Sylvia Claus, Dorothee Huber, Beate Schnitter (Hg.) 2009: Lux Guyer (1894–1955). Architektin. Zürich. 301 S.

Während in den Schweizer Boomtowns täglich Bauten der 1920er bis 1960er Jahre ausgelöscht werden, um Platz für Neubauten zu machen und den Markt mit Stockwerkeigentumswohnungen zu bedienen, widmet sich eine neue Publikation des gta Verlag an der ETH Zürich den Bauten der Schweizer Architektin Lux Guyer, die zwischen 1924 und 1955 eine beachtliche Zahl von Wohnhäusern realisiert hat.
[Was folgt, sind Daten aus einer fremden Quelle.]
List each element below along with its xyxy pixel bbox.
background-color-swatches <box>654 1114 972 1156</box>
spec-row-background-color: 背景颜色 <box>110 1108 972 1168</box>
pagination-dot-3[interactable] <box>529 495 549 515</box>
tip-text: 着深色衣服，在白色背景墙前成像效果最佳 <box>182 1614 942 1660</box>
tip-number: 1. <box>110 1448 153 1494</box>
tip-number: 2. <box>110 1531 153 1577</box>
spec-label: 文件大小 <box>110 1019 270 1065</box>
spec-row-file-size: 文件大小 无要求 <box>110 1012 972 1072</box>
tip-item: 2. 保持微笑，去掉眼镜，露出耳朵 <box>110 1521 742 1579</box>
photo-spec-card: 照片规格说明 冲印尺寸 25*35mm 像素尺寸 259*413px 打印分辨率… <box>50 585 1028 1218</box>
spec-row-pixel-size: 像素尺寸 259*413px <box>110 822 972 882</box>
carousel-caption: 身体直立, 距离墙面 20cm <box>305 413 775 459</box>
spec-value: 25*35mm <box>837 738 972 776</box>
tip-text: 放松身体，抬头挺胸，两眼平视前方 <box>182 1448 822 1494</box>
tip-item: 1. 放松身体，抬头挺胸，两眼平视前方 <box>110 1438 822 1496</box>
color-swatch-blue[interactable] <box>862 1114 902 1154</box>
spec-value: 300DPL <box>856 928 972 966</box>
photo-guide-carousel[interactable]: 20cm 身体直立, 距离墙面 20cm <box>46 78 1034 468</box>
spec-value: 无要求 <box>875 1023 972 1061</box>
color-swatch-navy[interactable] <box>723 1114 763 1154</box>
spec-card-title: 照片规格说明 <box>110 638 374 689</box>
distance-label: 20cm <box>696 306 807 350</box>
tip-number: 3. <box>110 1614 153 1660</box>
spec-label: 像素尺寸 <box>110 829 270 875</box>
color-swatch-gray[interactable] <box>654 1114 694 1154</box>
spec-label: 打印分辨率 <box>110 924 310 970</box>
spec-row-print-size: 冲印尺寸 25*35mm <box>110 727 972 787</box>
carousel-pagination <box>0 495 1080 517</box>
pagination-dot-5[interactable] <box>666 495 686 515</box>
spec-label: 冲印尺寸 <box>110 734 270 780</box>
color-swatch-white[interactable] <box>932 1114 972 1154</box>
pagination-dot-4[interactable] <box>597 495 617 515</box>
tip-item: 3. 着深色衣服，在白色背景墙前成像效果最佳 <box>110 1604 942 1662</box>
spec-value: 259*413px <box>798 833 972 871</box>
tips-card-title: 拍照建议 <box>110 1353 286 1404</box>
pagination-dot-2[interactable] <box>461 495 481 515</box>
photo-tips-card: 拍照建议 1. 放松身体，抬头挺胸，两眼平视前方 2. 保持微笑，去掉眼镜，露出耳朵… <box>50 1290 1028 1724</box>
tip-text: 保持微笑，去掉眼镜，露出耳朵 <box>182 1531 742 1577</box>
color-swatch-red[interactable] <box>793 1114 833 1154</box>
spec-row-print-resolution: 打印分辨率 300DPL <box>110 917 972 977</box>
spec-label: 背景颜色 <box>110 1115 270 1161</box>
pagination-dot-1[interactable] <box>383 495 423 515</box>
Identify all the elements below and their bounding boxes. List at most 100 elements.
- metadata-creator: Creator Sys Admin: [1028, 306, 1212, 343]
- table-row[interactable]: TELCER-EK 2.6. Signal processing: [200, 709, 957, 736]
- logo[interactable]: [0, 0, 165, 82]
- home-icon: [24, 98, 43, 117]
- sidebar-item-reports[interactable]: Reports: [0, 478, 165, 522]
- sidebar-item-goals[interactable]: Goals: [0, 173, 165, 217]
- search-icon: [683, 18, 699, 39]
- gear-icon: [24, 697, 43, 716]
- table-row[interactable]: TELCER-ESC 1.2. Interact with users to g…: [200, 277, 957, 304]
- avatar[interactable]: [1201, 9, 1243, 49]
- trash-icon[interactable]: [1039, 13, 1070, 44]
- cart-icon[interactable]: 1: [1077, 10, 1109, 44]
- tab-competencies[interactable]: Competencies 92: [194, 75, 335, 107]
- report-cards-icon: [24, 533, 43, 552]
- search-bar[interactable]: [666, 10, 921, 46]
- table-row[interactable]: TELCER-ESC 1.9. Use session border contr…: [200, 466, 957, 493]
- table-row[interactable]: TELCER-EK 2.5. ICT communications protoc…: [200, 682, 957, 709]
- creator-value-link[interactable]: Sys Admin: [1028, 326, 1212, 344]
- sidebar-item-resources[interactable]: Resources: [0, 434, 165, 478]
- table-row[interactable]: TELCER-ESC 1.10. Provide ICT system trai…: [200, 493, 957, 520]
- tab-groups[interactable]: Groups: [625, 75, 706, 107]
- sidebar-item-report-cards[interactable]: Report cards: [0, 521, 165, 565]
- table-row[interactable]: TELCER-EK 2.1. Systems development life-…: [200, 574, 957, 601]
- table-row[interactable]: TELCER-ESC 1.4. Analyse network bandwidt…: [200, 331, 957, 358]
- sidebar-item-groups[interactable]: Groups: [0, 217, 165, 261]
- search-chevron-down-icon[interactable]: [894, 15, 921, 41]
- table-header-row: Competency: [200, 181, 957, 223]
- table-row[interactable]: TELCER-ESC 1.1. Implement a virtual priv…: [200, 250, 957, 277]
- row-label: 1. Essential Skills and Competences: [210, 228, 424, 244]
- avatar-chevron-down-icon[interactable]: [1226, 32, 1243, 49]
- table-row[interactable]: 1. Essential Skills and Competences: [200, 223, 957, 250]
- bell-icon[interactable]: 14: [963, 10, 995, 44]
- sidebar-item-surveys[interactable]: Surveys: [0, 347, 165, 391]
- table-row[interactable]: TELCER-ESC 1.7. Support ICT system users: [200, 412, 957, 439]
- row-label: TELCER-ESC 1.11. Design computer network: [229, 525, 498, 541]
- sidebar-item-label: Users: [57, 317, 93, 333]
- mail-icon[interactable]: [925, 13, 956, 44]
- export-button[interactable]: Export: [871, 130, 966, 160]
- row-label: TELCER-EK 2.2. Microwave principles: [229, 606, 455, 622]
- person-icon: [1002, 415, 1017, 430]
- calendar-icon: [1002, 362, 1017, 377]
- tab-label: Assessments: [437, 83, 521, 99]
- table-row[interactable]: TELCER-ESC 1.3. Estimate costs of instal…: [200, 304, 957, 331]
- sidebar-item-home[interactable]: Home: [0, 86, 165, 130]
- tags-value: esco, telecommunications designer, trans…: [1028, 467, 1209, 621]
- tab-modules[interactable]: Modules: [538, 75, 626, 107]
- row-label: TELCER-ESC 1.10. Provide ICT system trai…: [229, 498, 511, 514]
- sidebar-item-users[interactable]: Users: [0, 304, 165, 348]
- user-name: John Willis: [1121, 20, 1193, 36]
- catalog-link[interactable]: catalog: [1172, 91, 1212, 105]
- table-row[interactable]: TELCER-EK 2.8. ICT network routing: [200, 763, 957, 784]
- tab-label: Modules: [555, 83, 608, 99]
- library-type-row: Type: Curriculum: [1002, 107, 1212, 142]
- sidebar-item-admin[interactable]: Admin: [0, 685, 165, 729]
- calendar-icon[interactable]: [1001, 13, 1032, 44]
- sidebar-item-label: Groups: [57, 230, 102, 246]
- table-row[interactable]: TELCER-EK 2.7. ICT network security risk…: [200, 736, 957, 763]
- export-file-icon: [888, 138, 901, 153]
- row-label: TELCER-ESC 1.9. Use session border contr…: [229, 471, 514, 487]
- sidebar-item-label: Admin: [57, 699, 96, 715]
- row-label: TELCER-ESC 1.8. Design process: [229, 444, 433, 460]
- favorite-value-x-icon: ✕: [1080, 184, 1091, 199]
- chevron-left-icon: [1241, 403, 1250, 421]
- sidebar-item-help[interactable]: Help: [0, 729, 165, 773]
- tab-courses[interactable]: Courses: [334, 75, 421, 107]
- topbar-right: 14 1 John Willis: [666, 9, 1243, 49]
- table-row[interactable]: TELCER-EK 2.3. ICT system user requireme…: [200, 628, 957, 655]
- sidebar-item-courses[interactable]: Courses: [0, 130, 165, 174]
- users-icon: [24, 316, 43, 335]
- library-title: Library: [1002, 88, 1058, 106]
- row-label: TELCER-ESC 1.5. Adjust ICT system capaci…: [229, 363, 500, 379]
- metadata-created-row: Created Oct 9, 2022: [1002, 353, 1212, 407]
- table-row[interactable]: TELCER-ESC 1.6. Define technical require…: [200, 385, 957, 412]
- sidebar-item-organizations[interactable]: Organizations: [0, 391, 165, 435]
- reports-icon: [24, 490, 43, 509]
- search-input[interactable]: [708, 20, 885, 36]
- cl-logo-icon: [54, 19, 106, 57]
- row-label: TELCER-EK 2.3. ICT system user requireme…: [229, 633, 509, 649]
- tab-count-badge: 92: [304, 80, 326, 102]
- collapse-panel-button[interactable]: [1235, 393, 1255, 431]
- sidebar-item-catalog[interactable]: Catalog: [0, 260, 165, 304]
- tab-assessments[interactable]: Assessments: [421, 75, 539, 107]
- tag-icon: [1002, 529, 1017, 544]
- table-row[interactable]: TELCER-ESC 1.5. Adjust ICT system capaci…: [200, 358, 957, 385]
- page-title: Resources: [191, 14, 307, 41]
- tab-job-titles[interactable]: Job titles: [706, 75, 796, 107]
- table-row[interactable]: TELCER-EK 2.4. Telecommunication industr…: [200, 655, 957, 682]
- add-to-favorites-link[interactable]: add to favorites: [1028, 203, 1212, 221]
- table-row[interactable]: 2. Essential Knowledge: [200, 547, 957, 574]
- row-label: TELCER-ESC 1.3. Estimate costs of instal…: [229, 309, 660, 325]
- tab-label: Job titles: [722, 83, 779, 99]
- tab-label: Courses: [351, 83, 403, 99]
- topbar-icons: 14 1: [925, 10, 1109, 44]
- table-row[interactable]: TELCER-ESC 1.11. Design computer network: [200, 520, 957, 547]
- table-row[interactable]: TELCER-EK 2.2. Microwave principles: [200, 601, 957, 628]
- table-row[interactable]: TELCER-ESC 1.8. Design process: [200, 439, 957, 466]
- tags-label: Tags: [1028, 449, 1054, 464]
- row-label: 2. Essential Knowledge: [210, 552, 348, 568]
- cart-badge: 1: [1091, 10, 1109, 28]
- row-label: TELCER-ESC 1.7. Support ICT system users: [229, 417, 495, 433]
Lux Guyer war nicht nur die erste Frau in der Schweiz, die ein eigenes Architekturbüro führte, sondern sie war vielmehr eine Architektin, die sich mit ihren Einfamilienhäusern und Villen, mit dem SAFFA-Haus sowie mit zwei Wohnkolonien und je
einem Studentinnen- und Ferienheim dem Haus als «rationellem und anmutigem Apparat» widmete. Es war ihr ein besonderes Anliegen, in der Auseinandersetzung zwischen Konvention und Neuerung Wohnräume zu schaffen, die sich durch die Durchdachtheit der Innenräume auszeichnen und sich im Alltag durch ihre Funktionalität und Flexibilität bewähren.
Lux Guyer bewohnte eine Reihe der von ihr gebauten Wohnhäuser während einer gewissen Zeitspanne selbst. Eine Angewohnheit, die es ihr ermöglichte, die Arbeit an ihren  Wohn-Räumen testen und weiterzuentwickeln. Eine Angewohnheit, deren weitere Verbreitung man sich in der Gilde der Architekten wünschen würde. Der Vorgang des Wohn-Baus ging bei Lux Guyer stets über den Haus-Bau hinaus. Bereits in frühen Jahren, mit dem Eintritt in die Kunstgewerbeschule im Jahre 1916, zeigte sich ihre lebenslange «Obsession» für das Einrichten von Wohnräumen. Mit dem Entwurf von Möbeln oder Einbauten und der künstlerischen
Ausgestaltung der Innenräume schuf sie Wohn-Räume, die den Bedürfnissen des modernen Familienlebens und neuer hauswirtschaftlicher Abläufe angepasst waren. Dabei entwarf sie neue Raumkonzeptionen und hob «die Trennung zwischen der Einrichtung und der inneren Haut einer Wohnung schrittweise auf» (p. 112).
Die jetzt vorgelegte Publikation, an der auch Lux Guyers Nichte Beate Schnitter massgeblich
mit beteiligt war, spannt mit Einzelbeiträgen unterschiedlicher Autorinnen und Autoren einen weiten, spannenden Bogen über die beachtliche Schaffenskraft Lux Guyers. Ein Photoessay (Heinrich Helfenstein) und ein ausführlicher Werkkatalog bieten die vorzügliche Gelegenheit, sich bis ins Detail in ihre einzigartigen Wohn-Räume zu vertiefen. Das Buch bietet auch die Gelegenheit, einen Einblick in Lux Guyers Leben und «ihre» Zeit» zu  gewinnen. Eine junge Frau bei ihrer selbstbewussten, tatkräftigen und erfolgreichen Eroberung einer Männerdomäne in der ersten Hälfte des 20. Jahrhunderts zu beobachten und zu spüren, wie sie gerade auch die weibliche Seite der Architektur(-benutzung) als Stärke einsetzte.
Die Auseinandersetzung mit dem Werk Lux Guyers schärft nicht zuletzt den Blick für die besonderen Qualitäten und Potentiale der Bauten der 1920er bis 1960er Jahre auch in «unserer» Zeit. Vielleicht hilft das Buch unter diesem Vorzeichen mit, das eine oder andere Haus dieser Epoche vor dem Abbruch zu bewahren und in die Neuzeit hinein zu retten.